Brontolando contro il freddo e sistemandosi gli occhiali sul naso, Learco si avvicinò alla finestra per avere maggiore luce. Elderico attese in silenzio, guardandolo giocherellare assorto con la pipa e sbuffare il fumo una tirata dopo l'altra.

«Direi che è una calata di braghe molto diplomatica» borbottò Learco continuando a scorrerla. Sua Signoria era abituato ai modi del vecchio sapiente e non replicò. Pose invece attenzione all'ombra che si agitava nei chiari occhi acquosi.

«Qualcosa non va?»

«La mia schiena che mi fa dannare, per esempio» mugugnò Learco con la pipa stretta tra i denti. «In questo momento però, pensavo all'uso delle parole.»

«Siamo in tempo a riscriverla.»

«Non di questa lettera, ma di quella di Sua Eminenza. Continuo a domandarmi come mai abbia voluto usare la parola "necromante". Ho sempre avuto una certa stima, se non nel Sacro Ufficio, nella persona di Vittorio di Alamena. I necromanti sono figure da fiaba nera, non ha senso farne menzione in una missiva a meno che uno non voglia farsi ridere dietro.»

«In effetti ce ne siamo stupiti tutti.»

«Per questo continuo a pensare alla scelta delle parole. Continuo a ritenere Sua Eminenza un uomo brillante e non credo che abbia scelto il termine a caso.»

«Che intendete dire?»

Il venerabile Learco si dedicò pensieroso alla pipa mentre Sua Signoria chiudeva la lettera, ammorbidiva la ceralacca sulla candela e sigillava la missiva imprimendovi lo stemma di Roccacorva.

«Learco?»

«Intendo dire che Vittorio di Alamena non racconta fiabe, parla di un pericolo reale.»

«Due giorni fa avete esortato Madre Lucrezia a non credere alle favole. Vi state ricredendo?»

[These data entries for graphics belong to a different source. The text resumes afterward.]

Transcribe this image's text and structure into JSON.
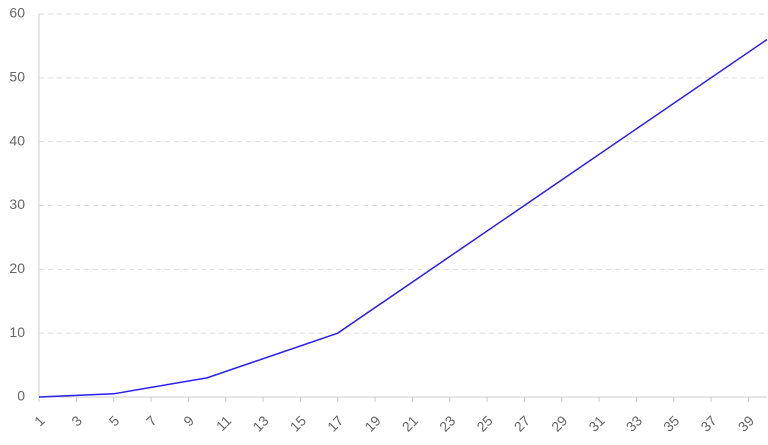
{
  "chart_data": {
    "type": "line",
    "x": [
      1,
      5,
      10,
      17,
      40
    ],
    "series": [
      {
        "color": "#2a1ff0",
        "values": [
          0,
          0.5,
          3,
          10,
          56
        ]
      }
    ],
    "xlim": [
      1,
      40
    ],
    "xticks": [
      1,
      3,
      5,
      7,
      9,
      11,
      13,
      15,
      17,
      19,
      21,
      23,
      25,
      27,
      29,
      31,
      33,
      35,
      37,
      39
    ],
    "ylim": [
      0,
      60
    ],
    "yticks": [
      0,
      10,
      20,
      30,
      40,
      50,
      60
    ],
    "grid": true
  }
}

«Madre Lucrezia è un'adorabile credulona. Sono ancora convinto che non dovremo combattere un esercito di morti, ma nel corso della mia lunga vita ho assistito a un sufficiente numero di stranezze da non escludere a priori l'esistenza di qualcosa che non ho ancora visto. Il Sacro Ufficio ha ucciso molti innocenti dalla sua fondazione, bruciato molte streghe che non avevano più magia di un prestigiatore alla fiera, ma alcune volte ha affrontato esseri realmente straordinari, e non con l'accezione positiva che si dà generalmente al termine, anzi, tutto il contrario.»

Il discorso fu interrotto dal discreto bussare del Castellano, venuto a ritirare la missiva da inviare a Varona. Elderico lo fece entrare, Manfredo prese la missiva dalle mani di Sua Signoria, ma indugiò nel ritirarsi. Era evidente il suo desiderio di essere ammesso a quel consesso da cui era stato escluso.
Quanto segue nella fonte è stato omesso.